Killing is a no-win situation. Always. For all of us.
Thanks, TruOrange. "Killing is a no-win situation. Always. For all of us."
How tragically true. It grinds me that our nation has done dirt to our veterans over so many years as McClam has chronicled above and that we have not learned that "killing is a no-win situation."
And it angers me that our nation's president has so little regard for the lives of our own troops and the men, women and children of Afghanistan and Iraq and Iran. (So little regard that he tried to force brain-dead Terry Schiavo to live, while as governor of Texas he "presided" over all those executions...well, he's the decider, you know.)
If only the dream of MLK, Jr. was the common dream of us all and we worked to make it become a reality.
I remember on Viet Nam vet who came back and made a name for himself.
Charles Ng.
He was a Marine trained sniper and LRRP trooper. But he made a new career when he came home.
He became a sexual serial killer.
Where are the fucking "candidates" on this issue? How can they even show up in public knowing that their lack or courage and their cowardice is responsible for the continuing outrage. I hope they all have to deal with one of these people, face to face...and lose their lives, or at least their dignity. Maybe one of their children will be the victim of one of these sorry returnees. I don't even care if it is an innocent child. They are responsible for the outcome of their behavior. You vote for war? Then, you place your children in the crosshairs. I am pissed. This is the worse aspect of the war for the U.S. I don't even include the Iraqi people and all who are the subjects of this country's insanity. I listened to MLK today, and he is one of the greatest Americans we have produced, and Bush has the nerve to make a tribute to him. He is a maggot and puke and needs to leave, now. I am rambling because I do not want to try to be rational or organized. Sell your stocks because they are going down, tomorrow.
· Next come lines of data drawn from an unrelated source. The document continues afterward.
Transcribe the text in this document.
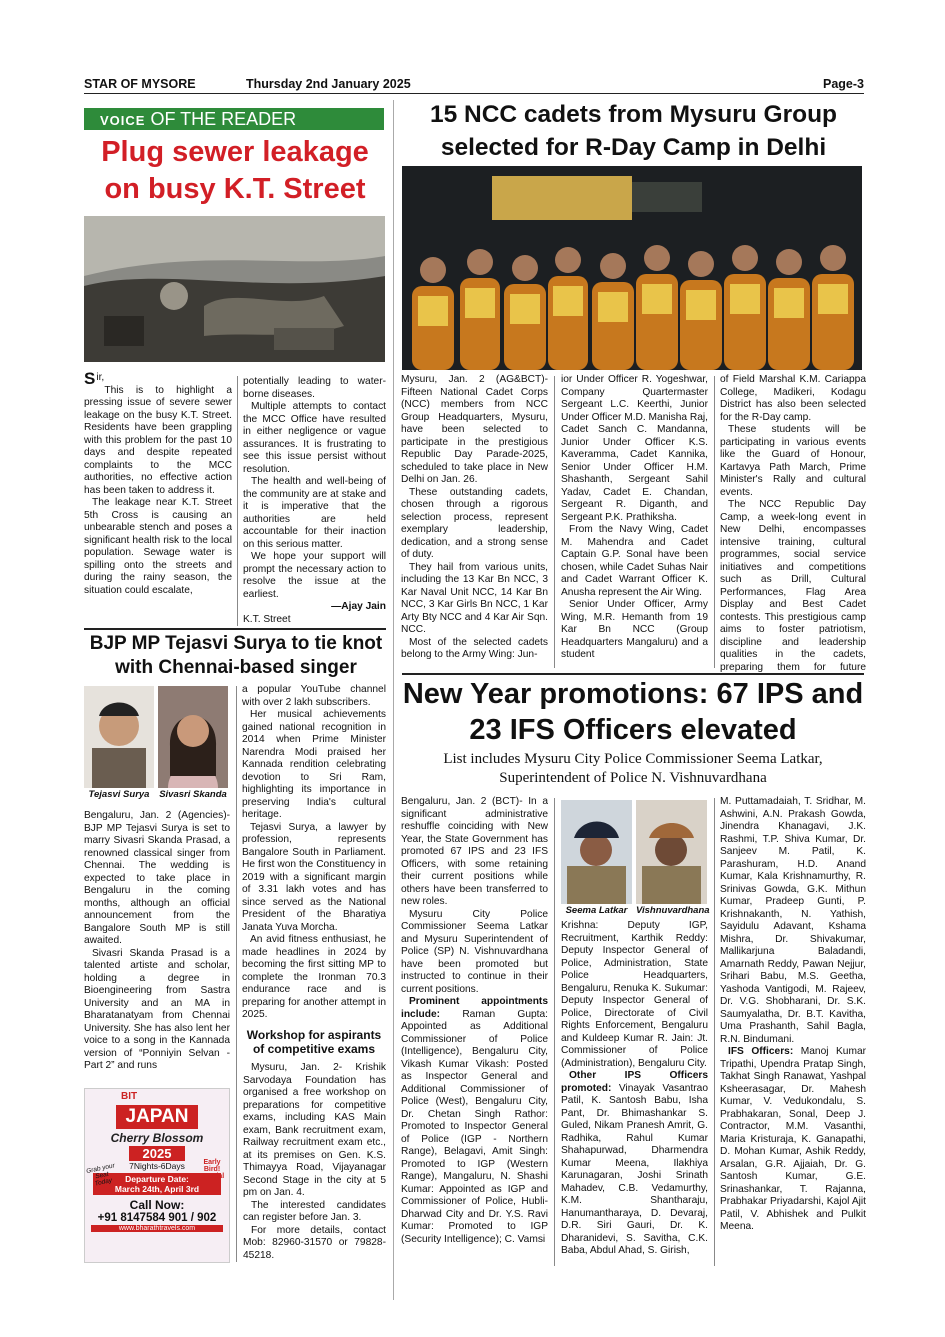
STAR OF MYSORE	Thursday 2nd January 2025	Page-3
VOICE OF THE READER
Plug sewer leakage on busy K.T. Street

Sir,

This is to highlight a pressing issue of severe sewer leakage on the busy K.T. Street. Residents have been grappling with this problem for the past 10 days and despite repeated complaints to the MCC authorities, no effective action has been taken to address it.

The leakage near K.T. Street 5th Cross is causing an unbearable stench and poses a significant health risk to the local population. Sewage water is spilling onto the streets and during the rainy season, the situation could escalate,

potentially leading to water-borne diseases.

Multiple attempts to contact the MCC Office have resulted in either negligence or vague assurances. It is frustrating to see this issue persist without resolution.

The health and well-being of the community are at stake and it is imperative that the authorities are held accountable for their inaction on this serious matter.

We hope your support will prompt the necessary action to resolve the issue at the earliest.

—Ajay Jain

K.T. Street

15 NCC cadets from Mysuru Group selected for R-Day Camp in Delhi

Mysuru, Jan. 2 (AG&BCT)- Fifteen National Cadet Corps (NCC) members from NCC Group Headquarters, Mysuru, have been selected to participate in the prestigious Republic Day Parade-2025, scheduled to take place in New Delhi on Jan. 26.

These outstanding cadets, chosen through a rigorous selection process, represent exemplary leadership, dedication, and a strong sense of duty.

They hail from various units, including the 13 Kar Bn NCC, 3 Kar Naval Unit NCC, 14 Kar Bn NCC, 3 Kar Girls Bn NCC, 1 Kar Arty Bty NCC and 4 Kar Air Sqn. NCC.

Most of the selected cadets belong to the Army Wing: Jun-

ior Under Officer R. Yogeshwar, Company Quartermaster Sergeant L.C. Keerthi, Junior Under Officer M.D. Manisha Raj, Cadet Sanch C. Mandanna, Junior Under Officer K.S. Kaveramma, Cadet Kannika, Senior Under Officer H.M. Shashanth, Sergeant Sahil Yadav, Cadet E. Chandan, Sergeant R. Diganth, and Sergeant P.K. Prathiksha.

From the Navy Wing, Cadet M. Mahendra and Cadet Captain G.P. Sonal have been chosen, while Cadet Suhas Nair and Cadet Warrant Officer K. Anusha represent the Air Wing.

Senior Under Officer, Army Wing, M.R. Hemanth from 19 Kar Bn NCC (Group Headquarters Mangaluru) and a student

of Field Marshal K.M. Cariappa College, Madikeri, Kodagu District has also been selected for the R-Day camp.

These students will be participating in various events like the Guard of Honour, Kartavya Path March, Prime Minister's Rally and cultural events.

The NCC Republic Day Camp, a week-long event in New Delhi, encompasses intensive training, cultural programmes, social service initiatives and competitions such as Drill, Cultural Performances, Flag Area Display and Best Cadet contests. This prestigious camp aims to foster patriotism, discipline and leadership qualities in the cadets, preparing them for future

BJP MP Tejasvi Surya to tie knot with Chennai-based singer
Tejasvi Surya	Sivasri Skanda

Bengaluru, Jan. 2 (Agencies)- BJP MP Tejasvi Surya is set to marry Sivasri Skanda Prasad, a renowned classical singer from Chennai. The wedding is expected to take place in Bengaluru in the coming months, although an official announcement from the Bangalore South MP is still awaited.

Sivasri Skanda Prasad is a talented artiste and scholar, holding a degree in Bioengineering from Sastra University and an MA in Bharatanatyam from Chennai University. She has also lent her voice to a song in the Kannada version of “Ponniyin Selvan - Part 2” and runs

a popular YouTube channel with over 2 lakh subscribers.

Her musical achievements gained national recognition in 2014 when Prime Minister Narendra Modi praised her Kannada rendition celebrating devotion to Sri Ram, highlighting its importance in preserving India's cultural heritage.

Tejasvi Surya, a lawyer by profession, represents Bangalore South in Parliament. He first won the Constituency in 2019 with a significant margin of 3.31 lakh votes and has since served as the National President of the Bharatiya Janata Yuva Morcha.

An avid fitness enthusiast, he made headlines in 2024 by becoming the first sitting MP to complete the Ironman 70.3 endurance race and is preparing for another attempt in 2025.

Workshop for aspirants of competitive exams

Mysuru, Jan. 2- Krishik Sarvodaya Foundation has organised a free workshop on preparations for competitive exams, including KAS Main exam, Bank recruitment exam, Railway recruitment exam etc., at its premises on Gen. K.S. Thimayya Road, Vijayanagar Second Stage in the city at 5 pm on Jan. 4.

The interested candidates can register before Jan. 3.

For more details, contact Mob: 82960-31570 or 79828-45218.

BIT
JAPAN
Cherry Blossom
2025
7Nights-6Days
Grab your Seat Today
Early Bird! Special
Departure Date:
March 24th, April 3rd
Call Now:
+91 8147584 901 / 902
www.bharathtravels.com
New Year promotions: 67 IPS and 23 IFS Officers elevated
List includes Mysuru City Police Commissioner Seema Latkar, Superintendent of Police N. Vishnuvardhana

Bengaluru, Jan. 2 (BCT)- In a significant administrative reshuffle coinciding with New Year, the State Government has promoted 67 IPS and 23 IFS Officers, with some retaining their current positions while others have been transferred to new roles.

Mysuru City Police Commissioner Seema Latkar and Mysuru Superintendent of Police (SP) N. Vishnuvardhana have been promoted but instructed to continue in their current positions.

Prominent appointments include: Raman Gupta: Appointed as Additional Commissioner of Police (Intelligence), Bengaluru City, Vikash Kumar Vikash: Posted as Inspector General and Additional Commissioner of Police (West), Bengaluru City, Dr. Chetan Singh Rathor: Promoted to Inspector General of Police (IGP - Northern Range), Belagavi, Amit Singh: Promoted to IGP (Western Range), Mangaluru, N. Shashi Kumar: Appointed as IGP and Commissioner of Police, Hubli-Dharwad City and Dr. Y.S. Ravi Kumar: Promoted to IGP (Security Intelligence); C. Vamsi

Seema Latkar Vishnuvardhana

Krishna: Deputy IGP, Recruitment, Karthik Reddy: Deputy Inspector General of Police, Administration, State Police Headquarters, Bengaluru, Renuka K. Sukumar: Deputy Inspector General of Police, Directorate of Civil Rights Enforcement, Bengaluru and Kuldeep Kumar R. Jain: Jt. Commissioner of Police (Administration), Bengaluru City.

Other IPS Officers promoted: Vinayak Vasantrao Patil, K. Santosh Babu, Isha Pant, Dr. Bhimashankar S. Guled, Nikam Pranesh Amrit, G. Radhika, Rahul Kumar Shahapurwad, Dharmendra Kumar Meena, Ilakhiya Karunagaran, Joshi Srinath Mahadev, C.B. Vedamurthy, K.M. Shantharaju, Hanumantharaya, D. Devaraj, D.R. Siri Gauri, Dr. K. Dharanidevi, S. Savitha, C.K. Baba, Abdul Ahad, S. Girish,

M. Puttamadaiah, T. Sridhar, M. Ashwini, A.N. Prakash Gowda, Jinendra Khanagavi, J.K. Rashmi, T.P. Shiva Kumar, Dr. Sanjeev M. Patil, K. Parashuram, H.D. Anand Kumar, Kala Krishnamurthy, R. Srinivas Gowda, G.K. Mithun Kumar, Pradeep Gunti, P. Krishnakanth, N. Yathish, Sayidulu Adavant, Kshama Mishra, Dr. Shivakumar, Mallikarjuna Baladandi, Amarnath Reddy, Pawan Nejjur, Srihari Babu, M.S. Geetha, Yashoda Vantigodi, M. Rajeev, Dr. V.G. Shobharani, Dr. S.K. Saumyalatha, Dr. B.T. Kavitha, Uma Prashanth, Sahil Bagla, R.N. Bindumani.

IFS Officers: Manoj Kumar Tripathi, Upendra Pratap Singh, Takhat Singh Ranawat, Yashpal Ksheerasagar, Dr. Mahesh Kumar, V. Vedukondalu, S. Prabhakaran, Sonal, Deep J. Contractor, M.M. Vasanthi, Maria Kristuraja, K. Ganapathi, D. Mohan Kumar, Ashik Reddy, Arsalan, G.R. Ajjaiah, Dr. G. Santosh Kumar, G.E. Srinashankar, T. Rajanna, Prabhakar Priyadarshi, Kajol Ajit Patil, V. Abhishek and Pulkit Meena.
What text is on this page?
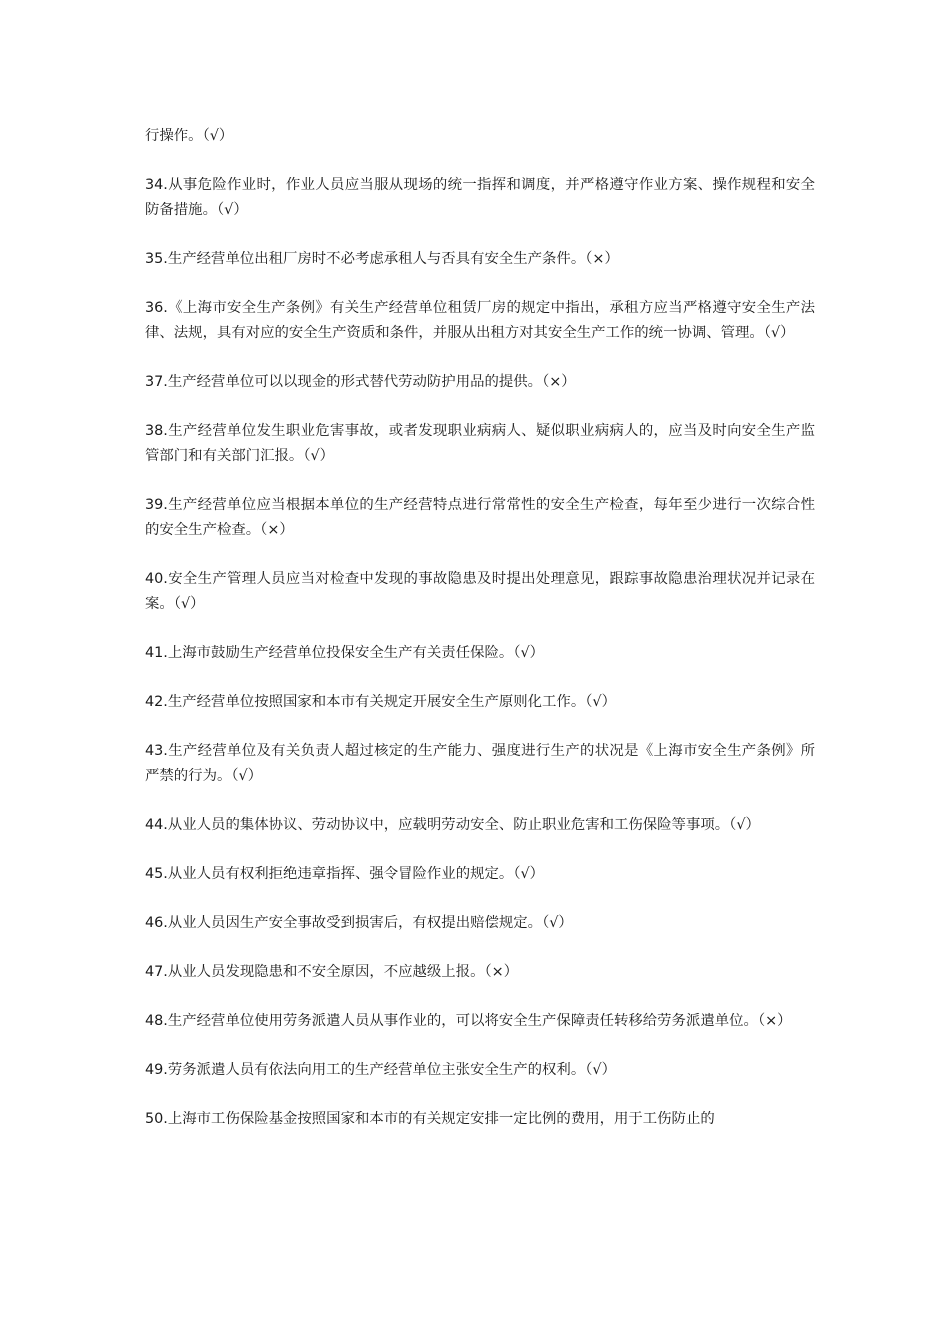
行操作。（√）

34.从事危险作业时，作业人员应当服从现场的统一指挥和调度，并严格遵守作业方案、操作规程和安全防备措施。（√）

35.生产经营单位出租厂房时不必考虑承租人与否具有安全生产条件。（×）

36.《上海市安全生产条例》有关生产经营单位租赁厂房的规定中指出，承租方应当严格遵守安全生产法律、法规，具有对应的安全生产资质和条件，并服从出租方对其安全生产工作的统一协调、管理。（√）

37.生产经营单位可以以现金的形式替代劳动防护用品的提供。（×）

38.生产经营单位发生职业危害事故，或者发现职业病病人、疑似职业病病人的，应当及时向安全生产监管部门和有关部门汇报。（√）

39.生产经营单位应当根据本单位的生产经营特点进行常常性的安全生产检查，每年至少进行一次综合性的安全生产检查。（×）

40.安全生产管理人员应当对检查中发现的事故隐患及时提出处理意见，跟踪事故隐患治理状况并记录在案。（√）

41.上海市鼓励生产经营单位投保安全生产有关责任保险。（√）

42.生产经营单位按照国家和本市有关规定开展安全生产原则化工作。（√）

43.生产经营单位及有关负责人超过核定的生产能力、强度进行生产的状况是《上海市安全生产条例》所严禁的行为。（√）

44.从业人员的集体协议、劳动协议中，应载明劳动安全、防止职业危害和工伤保险等事项。（√）

45.从业人员有权利拒绝违章指挥、强令冒险作业的规定。（√）

46.从业人员因生产安全事故受到损害后，有权提出赔偿规定。（√）

47.从业人员发现隐患和不安全原因，不应越级上报。（×）

48.生产经营单位使用劳务派遣人员从事作业的，可以将安全生产保障责任转移给劳务派遣单位。（×）

49.劳务派遣人员有依法向用工的生产经营单位主张安全生产的权利。（√）

50.上海市工伤保险基金按照国家和本市的有关规定安排一定比例的费用，用于工伤防止的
And, may the Bush twins "associate" with one of these American heroes, at the wrong end of their father's wet dream.
peace,
st john
I think the "mercenaries of Blackwater" should be treated like "illegal aliens" and denied any form of Veteran assistance. Let their medical insurance from Blackwater or their contractor employer pay the costs. No insurance? Then let them go to the emergency room, just like Bush said they could do. Who is going to pay for their treatment? Do mercenaries get PTSD? Let them stand with the military homeless with their signs, proudly served with Blackwater. I killed women and children so you wouldn't have to. Bless me!
This brutal bullshit will continue until military people realize that they are not "serving their country" when they are sent to far-off lands to kill people just like themselves, they are rather "serving as complete idiots" for the very rich.